The impact of cardiorespiratory comorbidity on operative outcomes after esophagectomy remains controversial. This study investigated the effect of cardiorespiratory comorbidity on postoperative complications for patients treated for esophageal or gastroesophageal junction cancer.

Patients and Methods

A European multicenter cohort study from five high-volume esophageal cancer centers including patients treated between 2010 and 2017 was conducted. The effect of cardiorespiratory comorbidity and respiratory function upon postoperative outcomes was assessed.


In total 1590 patients from five centers were included; 274 (17.2%) had respiratory comorbidity, and 468 (29.4%) had cardiac comorbidity. Respiratory comorbidity was associated with increased risk of overall postoperative complications, anastomotic leak, pulmonary complications, pneumonia, increased Clavien–Dindo score, and critical care and hospital length of stay. After neoadjuvant chemoradiotherapy, respiratory comorbidity was associated with increased risk of anastomotic leak [odds ratio (OR) 1.83, 95% confidence interval (CI) 1.11–3.04], pneumonia (OR 1.65, 95% CI 1.10–2.47), and any pulmonary complication (OR 1.52, 95% CI 1.04–2.22), an effect which was not observed following neoadjuvant chemotherapy or surgery alone. Cardiac comorbidity was associated with increased risk of cardiovascular and pulmonary complications, respiratory failure, and Clavien–Dindo score ≥ IIIa. Among all patients, forced expiratory volume in 1 s (FEV1)/forced vital capacity (FVC) ratio > 70% was associated with reduced risk of overall postoperative complications, cardiovascular complications, atrial fibrillation, pulmonary complications, and pneumonia.
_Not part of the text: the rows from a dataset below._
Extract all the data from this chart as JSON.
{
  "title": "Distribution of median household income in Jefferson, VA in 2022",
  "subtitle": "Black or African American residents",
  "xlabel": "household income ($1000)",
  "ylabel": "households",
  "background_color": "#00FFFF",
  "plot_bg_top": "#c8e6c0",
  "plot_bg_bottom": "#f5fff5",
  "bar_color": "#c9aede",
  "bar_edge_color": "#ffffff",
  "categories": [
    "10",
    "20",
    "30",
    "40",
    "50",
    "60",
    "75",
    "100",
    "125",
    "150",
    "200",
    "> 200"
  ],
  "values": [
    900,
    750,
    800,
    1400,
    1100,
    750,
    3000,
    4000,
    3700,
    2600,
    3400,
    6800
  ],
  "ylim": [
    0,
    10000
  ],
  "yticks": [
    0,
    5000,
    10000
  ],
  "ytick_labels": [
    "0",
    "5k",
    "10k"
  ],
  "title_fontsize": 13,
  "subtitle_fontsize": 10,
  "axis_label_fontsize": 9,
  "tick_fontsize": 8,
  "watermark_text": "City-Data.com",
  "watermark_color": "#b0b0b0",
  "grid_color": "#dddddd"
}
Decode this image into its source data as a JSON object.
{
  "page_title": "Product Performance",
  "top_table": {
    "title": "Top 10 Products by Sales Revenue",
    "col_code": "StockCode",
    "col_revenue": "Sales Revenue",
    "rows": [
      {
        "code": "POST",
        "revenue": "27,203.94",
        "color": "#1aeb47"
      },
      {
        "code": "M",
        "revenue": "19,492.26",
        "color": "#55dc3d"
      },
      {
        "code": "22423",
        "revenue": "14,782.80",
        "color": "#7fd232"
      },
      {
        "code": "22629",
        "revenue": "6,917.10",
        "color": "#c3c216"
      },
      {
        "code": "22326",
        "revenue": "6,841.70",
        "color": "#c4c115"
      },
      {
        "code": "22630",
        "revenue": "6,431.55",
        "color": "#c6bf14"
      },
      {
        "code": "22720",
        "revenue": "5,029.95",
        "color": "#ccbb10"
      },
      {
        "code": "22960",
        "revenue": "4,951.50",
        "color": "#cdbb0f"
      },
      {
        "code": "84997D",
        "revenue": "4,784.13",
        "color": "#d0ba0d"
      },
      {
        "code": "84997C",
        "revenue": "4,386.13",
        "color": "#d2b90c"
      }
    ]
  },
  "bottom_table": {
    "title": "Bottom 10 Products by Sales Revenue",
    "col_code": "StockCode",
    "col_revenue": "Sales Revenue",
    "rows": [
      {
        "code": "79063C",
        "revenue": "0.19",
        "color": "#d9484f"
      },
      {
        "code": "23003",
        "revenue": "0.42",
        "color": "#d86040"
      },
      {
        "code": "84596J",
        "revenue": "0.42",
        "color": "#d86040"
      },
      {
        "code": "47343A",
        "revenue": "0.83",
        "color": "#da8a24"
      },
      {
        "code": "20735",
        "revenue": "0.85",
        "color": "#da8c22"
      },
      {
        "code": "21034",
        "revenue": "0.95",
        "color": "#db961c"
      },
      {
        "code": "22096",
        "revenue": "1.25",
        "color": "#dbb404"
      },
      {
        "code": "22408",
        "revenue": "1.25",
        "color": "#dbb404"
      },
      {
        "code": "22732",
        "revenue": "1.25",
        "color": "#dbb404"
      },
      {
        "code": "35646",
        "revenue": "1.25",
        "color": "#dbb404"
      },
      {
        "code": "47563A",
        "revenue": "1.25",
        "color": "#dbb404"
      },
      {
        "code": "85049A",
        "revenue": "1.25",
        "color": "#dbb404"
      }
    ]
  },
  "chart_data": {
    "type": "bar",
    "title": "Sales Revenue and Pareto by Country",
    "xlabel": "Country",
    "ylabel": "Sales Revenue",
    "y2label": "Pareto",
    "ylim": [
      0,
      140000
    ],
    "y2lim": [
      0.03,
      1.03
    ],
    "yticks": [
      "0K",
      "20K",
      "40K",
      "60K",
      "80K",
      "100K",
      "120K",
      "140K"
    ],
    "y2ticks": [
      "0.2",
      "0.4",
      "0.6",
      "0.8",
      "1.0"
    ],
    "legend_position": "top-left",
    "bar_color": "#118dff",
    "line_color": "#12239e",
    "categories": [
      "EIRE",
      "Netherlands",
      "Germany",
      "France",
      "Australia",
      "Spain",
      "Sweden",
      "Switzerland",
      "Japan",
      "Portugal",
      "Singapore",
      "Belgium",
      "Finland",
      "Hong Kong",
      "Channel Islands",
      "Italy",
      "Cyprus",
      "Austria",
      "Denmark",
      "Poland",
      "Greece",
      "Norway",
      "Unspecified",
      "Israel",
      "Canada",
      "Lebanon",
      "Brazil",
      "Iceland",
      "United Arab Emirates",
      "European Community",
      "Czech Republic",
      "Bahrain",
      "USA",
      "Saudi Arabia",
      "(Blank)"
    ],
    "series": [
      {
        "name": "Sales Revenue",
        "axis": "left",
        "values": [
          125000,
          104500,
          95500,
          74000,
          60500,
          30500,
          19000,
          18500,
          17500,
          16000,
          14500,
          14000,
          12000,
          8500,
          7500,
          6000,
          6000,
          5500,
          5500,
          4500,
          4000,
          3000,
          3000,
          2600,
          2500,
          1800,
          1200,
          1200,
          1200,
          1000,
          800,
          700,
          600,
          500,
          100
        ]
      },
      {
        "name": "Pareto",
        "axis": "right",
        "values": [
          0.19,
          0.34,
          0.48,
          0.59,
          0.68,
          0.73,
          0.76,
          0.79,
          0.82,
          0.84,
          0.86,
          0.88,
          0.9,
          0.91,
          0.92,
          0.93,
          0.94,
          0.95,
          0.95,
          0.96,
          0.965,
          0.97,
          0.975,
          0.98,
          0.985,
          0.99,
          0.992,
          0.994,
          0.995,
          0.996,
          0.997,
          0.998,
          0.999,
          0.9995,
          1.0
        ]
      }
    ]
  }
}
The results of this study suggest that cardiorespiratory comorbidity and impaired pulmonary function are associated with increased risk of postoperative complications after esophagectomy performed in high-volume European centers. Given the observed interaction with neoadjuvant approach, these data indicate a potentially modifiable index of perioperative risk.